Diagnose decubitus: klinische kenmerken
Locatie
Decubitus ontwikkelt zich voornamelijk boven een beenderige structuur, is afgelijnd en beperkt zich meestal tot één plaats (NPUAP et al.,2014). In sommige gevallen kan sprake zijn van een bilateraal letsel, bijvoorbeeld twee hielen.
Opmerking: decubitus kan ook voorkomen door gebruik van medische hulpmiddelen op plaatsen waar lokaal druk wordt uitgeoefend op zachte weefsels. Dit kan ontstaan door bijvoorbeeld een urinaire katheter of een neusbril voor het toedienen van zuurstof (NPUAP et al.,2014).
Klinisch beeld
Het klinisch beeld van decubitus kan variëren. Het gaat meestal om een scherp afgelijnd, min of meer circulair letsel. Onregelmatige wondvormen worden eerder gezien bij IAD of een gecombineerd letsel (decubitus + IAD).
Decubitus kan volgens de uitgebreidheid van de weefselbeschadiging onderverdeeld worden in verschillende categorieën. Er bestaan veel classificaties van decubitus, maar sommige zijn zo uitgebreid dat de bruikbaarheid eerder beperkt is.

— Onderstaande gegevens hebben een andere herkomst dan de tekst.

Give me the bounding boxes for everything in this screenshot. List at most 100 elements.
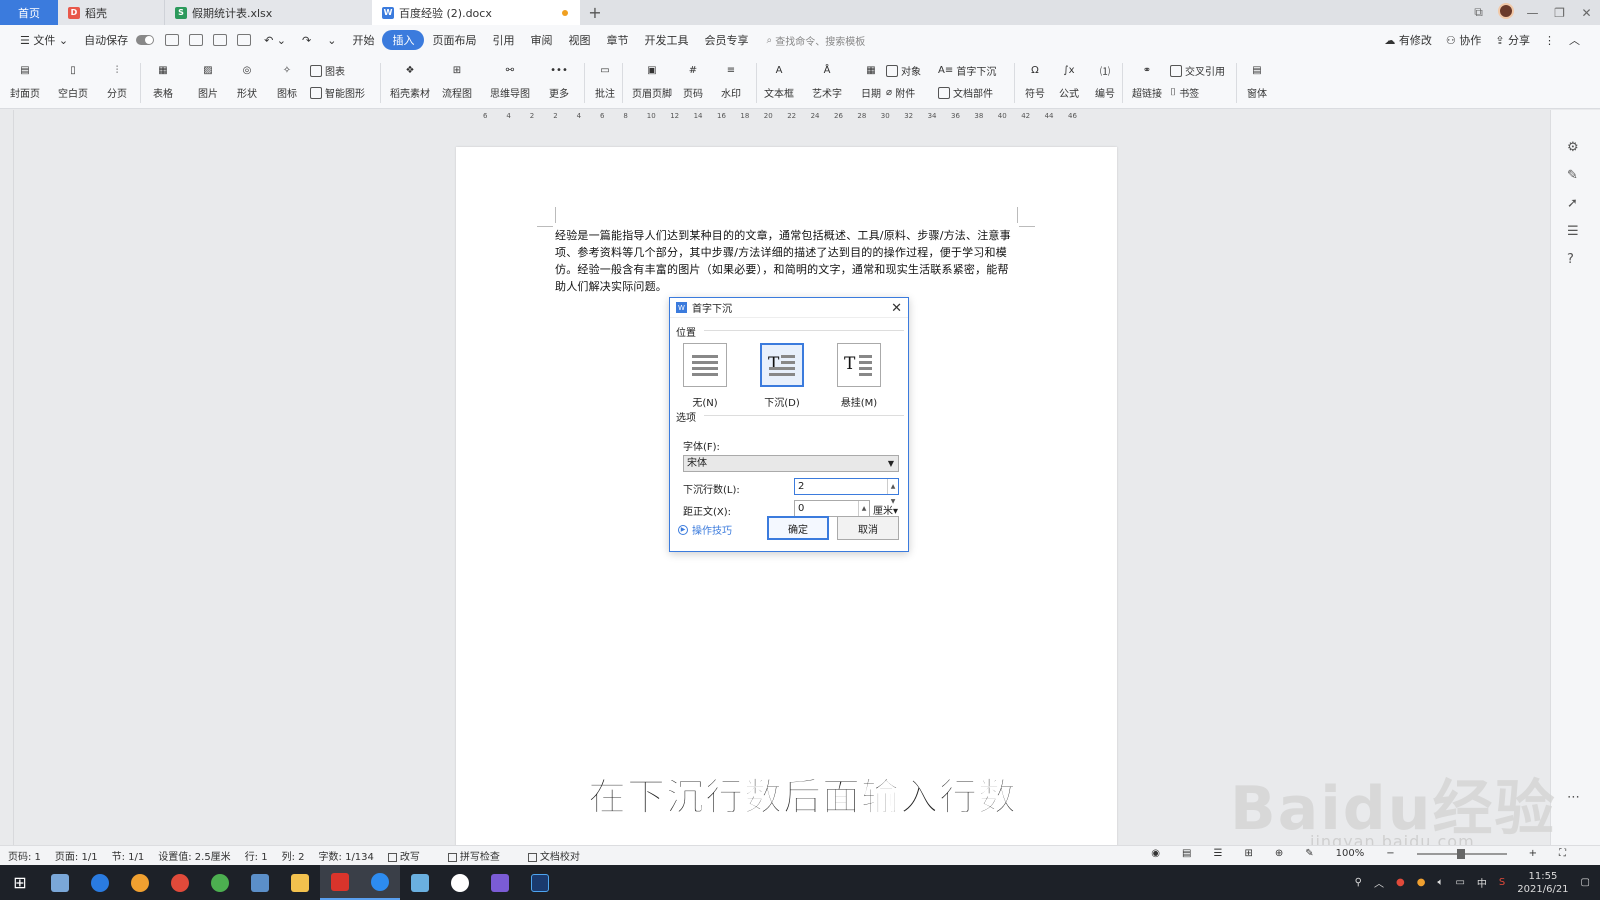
blank-page-button[interactable]: ▯ 空白页 — [58, 59, 88, 101]
print-icon[interactable] — [213, 34, 228, 46]
avatar[interactable] — [1492, 3, 1519, 22]
taskbar-app[interactable] — [240, 865, 280, 900]
daoke-material-button[interactable]: ❖ 稻壳素材 — [390, 59, 430, 101]
tab-document[interactable]: W 百度经验 (2).docx — [372, 0, 580, 25]
taskbar-app[interactable] — [160, 865, 200, 900]
option-none[interactable] — [683, 343, 727, 387]
more-icon[interactable]: ⋮ — [1544, 34, 1555, 47]
document-paragraph[interactable]: 经验是一篇能指导人们达到某种目的的文章，通常包括概述、工具/原料、步骤/方法、注… — [555, 227, 1017, 295]
taskbar-app[interactable] — [400, 865, 440, 900]
command-search[interactable]: ⌕ 查找命令、搜索模板 — [766, 33, 865, 48]
taskbar-app[interactable] — [480, 865, 520, 900]
mindmap-button[interactable]: ⚯ 思维导图 — [490, 59, 530, 101]
revise-toggle[interactable]: 改写 — [387, 848, 434, 863]
help-icon[interactable]: ? — [1567, 252, 1574, 267]
eye-icon[interactable]: ◉ — [1151, 848, 1160, 859]
chevron-up-icon[interactable]: ︿ — [1374, 875, 1384, 890]
watermark-button[interactable]: ≡ 水印 — [720, 59, 742, 101]
spin-up-icon[interactable]: ▲ — [891, 479, 896, 494]
save-icon[interactable] — [165, 34, 180, 46]
volume-icon[interactable]: 🔈︎ — [1437, 877, 1443, 888]
distance-spinner[interactable]: ▲▼ — [858, 501, 869, 527]
cover-page-button[interactable]: ▤ 封面页 — [10, 59, 40, 101]
form-window-button[interactable]: ▤ 窗体 — [1246, 59, 1268, 101]
option-dropped[interactable]: T — [760, 343, 804, 387]
distance-input[interactable]: 0 ▲▼ — [794, 500, 870, 527]
restore-button[interactable]: ❐ — [1546, 6, 1573, 20]
tray-app-icon[interactable]: ● — [1396, 877, 1405, 888]
doc-part-button[interactable]: 文档部件 — [938, 85, 993, 100]
wordart-button[interactable]: Å 艺术字 — [812, 59, 842, 101]
page-number-button[interactable]: # 页码 — [682, 59, 704, 101]
textbox-button[interactable]: A 文本框 — [764, 59, 794, 101]
more-button[interactable]: ••• 更多 — [548, 59, 570, 101]
cursor-icon[interactable]: ➚ — [1567, 196, 1578, 211]
pen-icon[interactable]: ✎ — [1567, 168, 1578, 183]
menu-page-layout[interactable]: 页面布局 — [424, 32, 484, 48]
cross-ref-button[interactable]: 交叉引用 — [1170, 63, 1225, 78]
taskbar-app[interactable] — [280, 865, 320, 900]
menu-references[interactable]: 引用 — [484, 32, 522, 48]
shape-button[interactable]: ◎ 形状 — [236, 59, 258, 101]
menu-developer[interactable]: 开发工具 — [636, 32, 696, 48]
picture-button[interactable]: ▨ 图片 — [197, 59, 219, 101]
sogou-icon[interactable]: S — [1499, 877, 1505, 888]
zoom-in-icon[interactable]: + — [1529, 848, 1537, 859]
drop-cap-button[interactable]: A≡ 首字下沉 — [938, 63, 996, 78]
tab-daoke[interactable]: D 稻壳 — [58, 0, 164, 25]
bookmark-button[interactable]: ⌷ 书签 — [1170, 85, 1199, 100]
zoom-slider-handle[interactable] — [1456, 848, 1465, 859]
outline-view-icon[interactable]: ☰ — [1213, 848, 1222, 859]
zoom-out-icon[interactable]: − — [1386, 848, 1394, 859]
menu-member[interactable]: 会员专享 — [696, 32, 756, 48]
web-view-icon[interactable]: ⊞ — [1244, 848, 1252, 859]
menu-chapter[interactable]: 章节 — [598, 32, 636, 48]
comment-button[interactable]: ▭ 批注 — [594, 59, 616, 101]
menu-review[interactable]: 审阅 — [522, 32, 560, 48]
pen-icon[interactable]: ✎ — [1305, 848, 1313, 859]
quick-access-dropdown-icon[interactable]: ⌄ — [319, 34, 344, 47]
proofread-toggle[interactable]: 文档校对 — [527, 848, 594, 863]
menu-view[interactable]: 视图 — [560, 32, 598, 48]
format-painter-icon[interactable] — [189, 34, 204, 46]
more-dots-icon[interactable]: ⋯ — [1567, 790, 1580, 805]
input-language[interactable]: 中 — [1477, 875, 1487, 890]
table-button[interactable]: ▦ 表格 — [152, 59, 174, 101]
icon-button[interactable]: ✧ 图标 — [276, 59, 298, 101]
globe-icon[interactable]: ⊕ — [1275, 848, 1283, 859]
notification-icon[interactable]: ▢ — [1581, 877, 1590, 888]
people-icon[interactable]: ⚲ — [1355, 877, 1362, 888]
flowchart-button[interactable]: ⊞ 流程图 — [442, 59, 472, 101]
dialog-close-button[interactable]: ✕ — [891, 301, 902, 316]
taskbar-app[interactable] — [80, 865, 120, 900]
tray-app-icon[interactable]: ● — [1417, 877, 1426, 888]
option-margin[interactable]: T — [837, 343, 881, 387]
font-select[interactable]: 宋体 ▼ — [683, 455, 899, 472]
page-view-icon[interactable]: ▤ — [1182, 848, 1191, 859]
object-button[interactable]: 对象 — [886, 63, 921, 78]
taskbar-app[interactable] — [120, 865, 160, 900]
lines-spinner[interactable]: ▲ ▼ — [887, 479, 898, 505]
tips-link[interactable]: ▶ 操作技巧 — [678, 522, 732, 537]
chart-button[interactable]: 图表 — [310, 63, 345, 78]
changes-button[interactable]: ☁ 有修改 — [1384, 32, 1432, 48]
menu-start[interactable]: 开始 — [344, 32, 382, 48]
tab-home[interactable]: 首页 — [0, 0, 58, 25]
spellcheck-toggle[interactable]: 拼写检查 — [447, 848, 514, 863]
spin-up-icon[interactable]: ▲ — [862, 501, 867, 516]
tab-spreadsheet[interactable]: S 假期统计表.xlsx — [164, 0, 372, 25]
ok-button[interactable]: 确定 — [767, 516, 829, 540]
autosave-toggle[interactable] — [136, 35, 155, 45]
style-panel-icon[interactable]: ⚙ — [1567, 140, 1579, 155]
undo-icon[interactable]: ↶ ⌄ — [256, 34, 294, 47]
redo-icon[interactable]: ↷ — [294, 34, 319, 47]
taskbar-app[interactable] — [520, 865, 560, 900]
network-icon[interactable]: ▭ — [1455, 877, 1464, 888]
sliders-icon[interactable]: ☰ — [1567, 224, 1579, 239]
menu-insert[interactable]: 插入 — [382, 30, 425, 50]
hyperlink-button[interactable]: ⚭ 超链接 — [1132, 59, 1162, 101]
taskbar-app[interactable] — [200, 865, 240, 900]
collapse-ribbon-icon[interactable]: ︿ — [1569, 32, 1580, 48]
taskbar-wps[interactable] — [320, 865, 360, 900]
fullscreen-icon[interactable]: ⛶ — [1559, 848, 1566, 859]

In deze context wordt geopteerd voor de indeling volgens de European Pressure Ulcer Advisory Panel. Hierbij is het belangrijk dat de categorieën beschouwd worden als verschijningsvormen van decubitus en niet als fasen die elkaar opvolgen (NPUAP et al.,2014).
Niet-wegdrukbare roodheid
Een correct onderscheid kunnen maken tussen niet-wegdrukbare en wegdrukbare roodheid is erg belangrijk in het kader van risicobepaling en het bijkomend opstarten van preventieve maatregelen:
Wegdrukbare roodheid is een normale fysiologische reactie na een periode van drukbelasting. Klinisch is het zichtbaar als een afgelijnde rode zone die bij druk wit wordt.
Niet- wegdrukbare roodheid is de klinische uiting van schade ten gevolge van drukbelasting. Deze schade doet zich vooral voor ter hoogte van de bloedvaten van de dermis (NPUAP et al.,2014). Klinisch is niet-wegdrukbare roodheid te zien als een rode zone die niet wit gedrukt kan worden.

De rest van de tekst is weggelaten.